Minggu, 16 Februari 2014

Jangan Seperti Lilin

“Perumpamaan orang yang mengajarkan kebaikan kepada orang-orang namun melalaikan dirinya sendiri bagaikan sudut lampu yang menerangi manusia dan membakar dirinya sendiri”

          Mengajarkan kebaikan, mendakwahkan kebenaran dan memerintahkan orang lain menjalankan dienul  Islam adalah perbuatan yang sangat  mulia.  Allah SWT dan Rasulullah sangat senang terhadap orang yang berkemauan serta memiliki kemampuan  untuk melakukan hal tersebut.  Tetapi perbuatan mulia tersebut menjadi kurang bernilai  bahkan menjadi cacat jika yang bersangkutan melupakan diri mereka sendiri.
          Betapa banyak orang tua yang mengajari anaknya untuk berbuat jujur, tetapi dalam waktu yang hampir bersamaan mereka justru berbohong dan menipu orang lain. Betapa banyak orangtua yang melarang anak-anaknya untuk merokok, tetapi justru mereka sendiri yang melakukannya.
          Betapa banyak para guru yang dengan mudahnya mengajari anak didiknya untuk bersikap jujur dan ksatria, tetapi justru mereka yang memberi contoh menyontek pada saat Ujian Nasional.
          Betapa banyak para da’i yang mengajarkan kepada para jamaah untuk menjaga ukhuwah dan menjalin silaturahmi, tapi justru pada diri mereka kita dapati sikap bermusuhan antar sesama dai, saling menghina, saling merendahkan. Betapa banyak para aktivis dakwah yang dengan semangatnya mengajarkan kebaikan kepada calon kader tapi di kehidupan real  mereka tidak memberikan teladan sesuai apa yang dikatakannya.
          Betapa banyak para pemimpin kita yang mengajari sikap jujur, tapi dalam banyak hal mereka justru diam-diam atau bahkan terang-terangan melakukan korupsi.
Astaghfirullahaladzim……
Wahai para orangtua, para guru, dan aktivis dakwah, juga para pemimpin, marilah kita dengar seruan Allah SWT berikut ini:
“Mengapa kamu perintahkan orang lain (mengerjakan) kebaikan, sedang kamu melupakan diri(kewajiban)mu sendiri padahal kamu membaca Al-Kitab(Taurat)? Tidakkah kamu berpikir?”(Al-Baqarah 2:44)
Lalu apakah dengan peringatan diatas kita tidak perlu berbuat apa-apa ketika lingkungan dan masyarakat kita, termasuk keluarga kita melakukan perbuatan menyimpang? Apakah dengan ayat diatas kita akan diam saja dan membiarkan orang lain tenggelam dalam ketidaktahuaannya pada agama?
Islam sangat menghargai orang yang penuh semangat dalam memberi sinar dan penerangan kepada orang lain, tapi alangkah ruginya jika sekadar menjadi jelaga yang mencoreng mukanya sendiri.

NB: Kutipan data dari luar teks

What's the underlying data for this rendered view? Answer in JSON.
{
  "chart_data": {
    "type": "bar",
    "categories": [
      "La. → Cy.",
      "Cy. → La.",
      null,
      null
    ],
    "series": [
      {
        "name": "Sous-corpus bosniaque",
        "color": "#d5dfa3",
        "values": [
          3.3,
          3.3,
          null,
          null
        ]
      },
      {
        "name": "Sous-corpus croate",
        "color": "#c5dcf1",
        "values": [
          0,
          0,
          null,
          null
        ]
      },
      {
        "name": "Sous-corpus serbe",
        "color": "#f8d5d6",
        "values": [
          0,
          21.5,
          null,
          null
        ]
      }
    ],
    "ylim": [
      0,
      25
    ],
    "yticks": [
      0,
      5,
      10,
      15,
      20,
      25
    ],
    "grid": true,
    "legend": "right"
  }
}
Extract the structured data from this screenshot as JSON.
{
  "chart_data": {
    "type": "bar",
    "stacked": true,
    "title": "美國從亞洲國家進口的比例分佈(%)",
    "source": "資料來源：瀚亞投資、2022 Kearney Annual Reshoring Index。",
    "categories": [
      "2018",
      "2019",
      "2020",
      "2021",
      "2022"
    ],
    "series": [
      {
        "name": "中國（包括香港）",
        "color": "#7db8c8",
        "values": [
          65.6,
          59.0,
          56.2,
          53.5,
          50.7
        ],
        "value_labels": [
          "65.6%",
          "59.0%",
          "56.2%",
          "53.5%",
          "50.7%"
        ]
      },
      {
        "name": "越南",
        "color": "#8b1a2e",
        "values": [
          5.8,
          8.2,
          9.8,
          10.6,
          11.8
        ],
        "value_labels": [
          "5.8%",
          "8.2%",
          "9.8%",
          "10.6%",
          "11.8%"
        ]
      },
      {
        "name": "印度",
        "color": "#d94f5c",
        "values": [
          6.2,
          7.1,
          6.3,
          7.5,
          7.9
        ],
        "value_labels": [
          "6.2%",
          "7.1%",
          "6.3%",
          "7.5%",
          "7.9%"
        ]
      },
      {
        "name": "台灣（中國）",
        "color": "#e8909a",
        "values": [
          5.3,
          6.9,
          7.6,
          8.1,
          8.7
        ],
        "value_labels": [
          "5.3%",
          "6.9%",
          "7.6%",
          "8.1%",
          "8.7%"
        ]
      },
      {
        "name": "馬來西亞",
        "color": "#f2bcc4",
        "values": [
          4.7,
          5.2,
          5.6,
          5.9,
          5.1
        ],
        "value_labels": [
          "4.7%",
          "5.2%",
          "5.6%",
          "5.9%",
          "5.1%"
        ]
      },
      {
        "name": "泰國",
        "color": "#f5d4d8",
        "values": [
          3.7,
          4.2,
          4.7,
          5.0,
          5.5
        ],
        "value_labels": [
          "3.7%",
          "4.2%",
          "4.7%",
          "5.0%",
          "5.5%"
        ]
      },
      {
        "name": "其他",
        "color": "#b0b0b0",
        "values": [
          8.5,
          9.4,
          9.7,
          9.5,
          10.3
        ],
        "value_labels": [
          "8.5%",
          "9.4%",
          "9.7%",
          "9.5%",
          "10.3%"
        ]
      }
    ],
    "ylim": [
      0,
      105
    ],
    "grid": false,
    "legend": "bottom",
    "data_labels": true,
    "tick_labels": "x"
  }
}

Ar-Raf’i berkata,” Sesungguhnya kesalahan terbesar adalah mengatur orang sekitarmu dan melalaikan kekacauan yang ada di dalam hatimu.” (Wahyul Qalam)
Semestinya, orang yang ingin melakukan perbaikan pada masyarakatnya terlebih dahulu memperbaiki dirinya sendiri. Sebelum mengajak orang lain  bersegera menjalankan sholat berjama’ah, dia sendiri telah mengambil shaf terdepan. Sebelum mengajak orang lain bersedekah, dia paling awal dalam bersedekah.Sebelum mengajak orang lain menjauhi zina, dia yang ada di garda terdepan dalam menguatkan keimanan saudaranya untuk tetap menjalankan syariatNya.
“Wahai orang yang beriman, mengapa kamu mengatakan sesuatu yang tidak kamu kerjakan?(Itu) sangatlah dibenci di sisi Allah jika kamu mengatakan apa-apa yang tidak kamu kerjakan”(As-Shaf 61: 2-3)




Semoga Allah SWT melindungi kita dari perbuatan dan sikap tercela ini. Semoga kita senantiasa istiqomah yang berarti satunya kata dengan perbuatan. Amiin.


Sumber: Ustadz. Abdurrahman Muhammad|Majalah Hidayatullah edisi September 2013(dengan sedikit perubahan).